A plan to build a ski slope on the specially designed sloping sides of a giant power station in Copenhagen has been making world headlines ever since the idea was first unveiled more than six years ago.
The building appeared ready for the slope to be installed nearly two years ago and work began on the install last winter with the first skiers allowed on it to ‘test it’ earlier this year, then on several subsequent occasions, but the operators have been vague about when the slope would fully open to the general public.
(Work starting on the ski slope last year)
Now the Copenhagen Post newspaper has revealed that the delay may not be so much down to completing the slope installation, but on getting the correct health and safety operating permissions.
Existing health and safety guidelines in Denmark require that a public space where people gather should not be located below or indeed above a boiler room or similar facility so the slope, now named ‘Copenhill’ and reported to have required a nearly £11 million investment, needs special permission to operate above the huge heat-from-waste power station.
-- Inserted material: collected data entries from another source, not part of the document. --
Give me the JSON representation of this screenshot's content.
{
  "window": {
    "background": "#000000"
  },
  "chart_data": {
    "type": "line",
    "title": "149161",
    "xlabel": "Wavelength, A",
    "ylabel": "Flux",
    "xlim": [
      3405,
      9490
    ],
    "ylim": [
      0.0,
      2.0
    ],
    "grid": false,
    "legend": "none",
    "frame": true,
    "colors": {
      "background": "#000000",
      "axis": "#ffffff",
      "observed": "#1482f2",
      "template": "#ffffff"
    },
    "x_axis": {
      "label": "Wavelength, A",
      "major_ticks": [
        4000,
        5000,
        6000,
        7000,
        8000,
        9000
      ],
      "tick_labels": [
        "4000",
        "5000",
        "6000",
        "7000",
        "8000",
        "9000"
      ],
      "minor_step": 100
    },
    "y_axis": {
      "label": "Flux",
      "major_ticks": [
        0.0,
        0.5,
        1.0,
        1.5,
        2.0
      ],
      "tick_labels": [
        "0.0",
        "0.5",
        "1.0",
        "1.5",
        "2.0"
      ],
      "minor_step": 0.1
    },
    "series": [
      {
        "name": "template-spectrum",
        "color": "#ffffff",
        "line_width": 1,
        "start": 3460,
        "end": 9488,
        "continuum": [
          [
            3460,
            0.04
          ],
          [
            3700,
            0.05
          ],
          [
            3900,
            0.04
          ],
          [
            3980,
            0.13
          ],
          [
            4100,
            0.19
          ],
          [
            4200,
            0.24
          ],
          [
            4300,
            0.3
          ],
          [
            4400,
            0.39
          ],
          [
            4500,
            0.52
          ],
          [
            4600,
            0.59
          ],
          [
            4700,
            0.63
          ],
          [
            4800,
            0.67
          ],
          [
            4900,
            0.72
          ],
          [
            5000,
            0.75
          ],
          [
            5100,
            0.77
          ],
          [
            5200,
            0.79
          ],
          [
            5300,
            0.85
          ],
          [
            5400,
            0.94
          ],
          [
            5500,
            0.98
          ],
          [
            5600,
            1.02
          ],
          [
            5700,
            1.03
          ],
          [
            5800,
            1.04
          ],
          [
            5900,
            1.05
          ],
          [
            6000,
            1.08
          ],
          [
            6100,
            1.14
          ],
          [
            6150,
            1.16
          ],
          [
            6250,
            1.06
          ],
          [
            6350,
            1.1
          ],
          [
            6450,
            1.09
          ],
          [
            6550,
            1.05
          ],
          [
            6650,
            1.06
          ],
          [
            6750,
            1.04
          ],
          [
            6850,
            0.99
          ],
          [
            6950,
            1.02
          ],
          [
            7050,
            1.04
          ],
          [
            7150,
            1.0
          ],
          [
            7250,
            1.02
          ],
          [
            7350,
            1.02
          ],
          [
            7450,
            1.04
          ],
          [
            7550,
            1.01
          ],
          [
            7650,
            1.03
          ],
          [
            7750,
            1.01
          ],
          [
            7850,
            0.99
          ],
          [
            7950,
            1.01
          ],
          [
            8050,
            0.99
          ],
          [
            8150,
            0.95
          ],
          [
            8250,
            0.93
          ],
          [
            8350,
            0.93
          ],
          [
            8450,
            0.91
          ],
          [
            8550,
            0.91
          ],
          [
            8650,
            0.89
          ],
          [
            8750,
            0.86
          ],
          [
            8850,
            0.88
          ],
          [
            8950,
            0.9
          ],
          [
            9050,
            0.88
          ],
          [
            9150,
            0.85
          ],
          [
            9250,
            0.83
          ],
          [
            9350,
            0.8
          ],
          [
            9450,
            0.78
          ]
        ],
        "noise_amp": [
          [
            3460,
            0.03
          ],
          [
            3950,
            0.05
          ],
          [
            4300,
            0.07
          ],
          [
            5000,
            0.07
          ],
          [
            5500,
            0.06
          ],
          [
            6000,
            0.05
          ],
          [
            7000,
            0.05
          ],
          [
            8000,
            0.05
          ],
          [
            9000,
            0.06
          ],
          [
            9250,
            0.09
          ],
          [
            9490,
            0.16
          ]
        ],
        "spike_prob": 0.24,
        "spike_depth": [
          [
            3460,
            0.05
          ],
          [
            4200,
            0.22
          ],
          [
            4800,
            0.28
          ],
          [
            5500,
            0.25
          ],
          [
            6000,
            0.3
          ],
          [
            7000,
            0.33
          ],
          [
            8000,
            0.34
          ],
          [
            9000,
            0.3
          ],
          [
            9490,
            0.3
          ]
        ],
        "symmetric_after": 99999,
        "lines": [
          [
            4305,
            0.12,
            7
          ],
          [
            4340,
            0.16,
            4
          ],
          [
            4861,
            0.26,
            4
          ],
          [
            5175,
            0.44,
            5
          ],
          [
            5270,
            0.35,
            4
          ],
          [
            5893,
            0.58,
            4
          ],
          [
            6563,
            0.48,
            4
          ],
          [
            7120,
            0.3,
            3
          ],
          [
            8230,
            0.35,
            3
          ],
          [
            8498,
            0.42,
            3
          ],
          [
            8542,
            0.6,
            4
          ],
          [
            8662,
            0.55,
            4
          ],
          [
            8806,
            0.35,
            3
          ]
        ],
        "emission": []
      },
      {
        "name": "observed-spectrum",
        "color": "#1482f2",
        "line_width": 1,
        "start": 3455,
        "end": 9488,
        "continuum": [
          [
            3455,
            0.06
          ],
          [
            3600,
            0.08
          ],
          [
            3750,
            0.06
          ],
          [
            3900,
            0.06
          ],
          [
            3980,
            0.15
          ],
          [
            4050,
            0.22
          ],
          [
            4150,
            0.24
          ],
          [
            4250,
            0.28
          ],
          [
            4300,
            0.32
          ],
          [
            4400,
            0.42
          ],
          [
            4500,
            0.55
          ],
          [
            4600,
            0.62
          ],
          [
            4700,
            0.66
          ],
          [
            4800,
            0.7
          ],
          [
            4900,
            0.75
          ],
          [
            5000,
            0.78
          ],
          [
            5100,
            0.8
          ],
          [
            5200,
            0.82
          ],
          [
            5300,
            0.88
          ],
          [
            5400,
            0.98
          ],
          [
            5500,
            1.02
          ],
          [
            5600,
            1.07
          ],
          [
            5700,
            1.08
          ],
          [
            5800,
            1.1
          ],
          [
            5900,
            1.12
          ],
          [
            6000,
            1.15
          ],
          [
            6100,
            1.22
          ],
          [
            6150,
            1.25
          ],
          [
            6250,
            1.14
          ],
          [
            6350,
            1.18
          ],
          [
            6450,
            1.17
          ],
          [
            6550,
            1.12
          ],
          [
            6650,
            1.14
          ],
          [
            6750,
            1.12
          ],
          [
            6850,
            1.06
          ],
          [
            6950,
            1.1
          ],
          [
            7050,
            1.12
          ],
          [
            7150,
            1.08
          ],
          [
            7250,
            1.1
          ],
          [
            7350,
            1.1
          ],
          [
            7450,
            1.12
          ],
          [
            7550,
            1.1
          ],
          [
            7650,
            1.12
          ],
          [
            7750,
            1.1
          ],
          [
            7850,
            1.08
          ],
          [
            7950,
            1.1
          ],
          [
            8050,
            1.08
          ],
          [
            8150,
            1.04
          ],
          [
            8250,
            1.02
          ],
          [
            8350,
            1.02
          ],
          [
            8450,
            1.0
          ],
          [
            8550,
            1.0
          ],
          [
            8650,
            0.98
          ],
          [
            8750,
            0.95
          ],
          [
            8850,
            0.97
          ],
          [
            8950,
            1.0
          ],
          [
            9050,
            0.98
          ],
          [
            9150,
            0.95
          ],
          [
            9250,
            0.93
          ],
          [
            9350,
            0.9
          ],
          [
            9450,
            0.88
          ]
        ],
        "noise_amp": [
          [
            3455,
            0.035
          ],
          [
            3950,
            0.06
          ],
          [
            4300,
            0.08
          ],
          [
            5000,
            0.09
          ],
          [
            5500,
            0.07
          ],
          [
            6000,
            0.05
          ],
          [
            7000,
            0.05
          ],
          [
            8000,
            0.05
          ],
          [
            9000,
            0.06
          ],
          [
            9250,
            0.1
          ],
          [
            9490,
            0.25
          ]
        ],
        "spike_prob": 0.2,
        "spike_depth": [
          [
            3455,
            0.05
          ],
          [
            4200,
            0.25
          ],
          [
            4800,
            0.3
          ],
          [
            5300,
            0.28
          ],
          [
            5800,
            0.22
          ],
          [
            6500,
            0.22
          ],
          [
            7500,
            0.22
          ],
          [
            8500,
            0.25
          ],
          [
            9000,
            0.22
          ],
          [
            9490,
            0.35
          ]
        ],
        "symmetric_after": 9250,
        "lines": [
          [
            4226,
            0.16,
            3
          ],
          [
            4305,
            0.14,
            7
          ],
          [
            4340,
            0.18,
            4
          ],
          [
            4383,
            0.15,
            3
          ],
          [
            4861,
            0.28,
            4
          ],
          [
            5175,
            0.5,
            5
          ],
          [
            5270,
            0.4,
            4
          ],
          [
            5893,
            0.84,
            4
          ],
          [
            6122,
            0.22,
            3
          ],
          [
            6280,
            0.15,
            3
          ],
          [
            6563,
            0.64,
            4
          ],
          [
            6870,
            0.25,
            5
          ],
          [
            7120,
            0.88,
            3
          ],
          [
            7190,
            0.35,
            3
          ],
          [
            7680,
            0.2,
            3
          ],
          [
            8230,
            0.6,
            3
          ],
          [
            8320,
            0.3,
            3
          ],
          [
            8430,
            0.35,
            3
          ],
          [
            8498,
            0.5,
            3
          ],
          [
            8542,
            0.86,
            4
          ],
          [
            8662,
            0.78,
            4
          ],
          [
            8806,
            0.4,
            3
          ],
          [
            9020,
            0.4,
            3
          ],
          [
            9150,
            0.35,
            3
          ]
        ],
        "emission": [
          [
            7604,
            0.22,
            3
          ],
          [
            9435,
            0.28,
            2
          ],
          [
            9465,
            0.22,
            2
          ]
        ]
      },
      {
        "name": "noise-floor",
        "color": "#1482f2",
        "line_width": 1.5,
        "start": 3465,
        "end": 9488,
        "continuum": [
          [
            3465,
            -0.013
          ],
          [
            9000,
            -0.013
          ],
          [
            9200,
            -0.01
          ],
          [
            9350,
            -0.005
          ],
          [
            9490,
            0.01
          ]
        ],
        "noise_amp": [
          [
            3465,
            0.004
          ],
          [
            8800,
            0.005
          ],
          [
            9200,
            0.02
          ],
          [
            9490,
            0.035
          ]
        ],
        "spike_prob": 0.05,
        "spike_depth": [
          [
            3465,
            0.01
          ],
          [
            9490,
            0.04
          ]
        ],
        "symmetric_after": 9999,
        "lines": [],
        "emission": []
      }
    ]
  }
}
It has transpired that the test runs on the slope so far have only been possible because when the incinerator in the power plant has been closed for technical reasons.
It is currently estimated that the ski slope will be fully complete and ready to operate next month, but being allowed to open may take longer whilst the operators await official exemption from the health and safety norm.
The Copenhagen Post reports they submitted the request for permission to operate the slope in June last year, more than five years after work on the plant began, but it is not known how long it might be until a decision is made.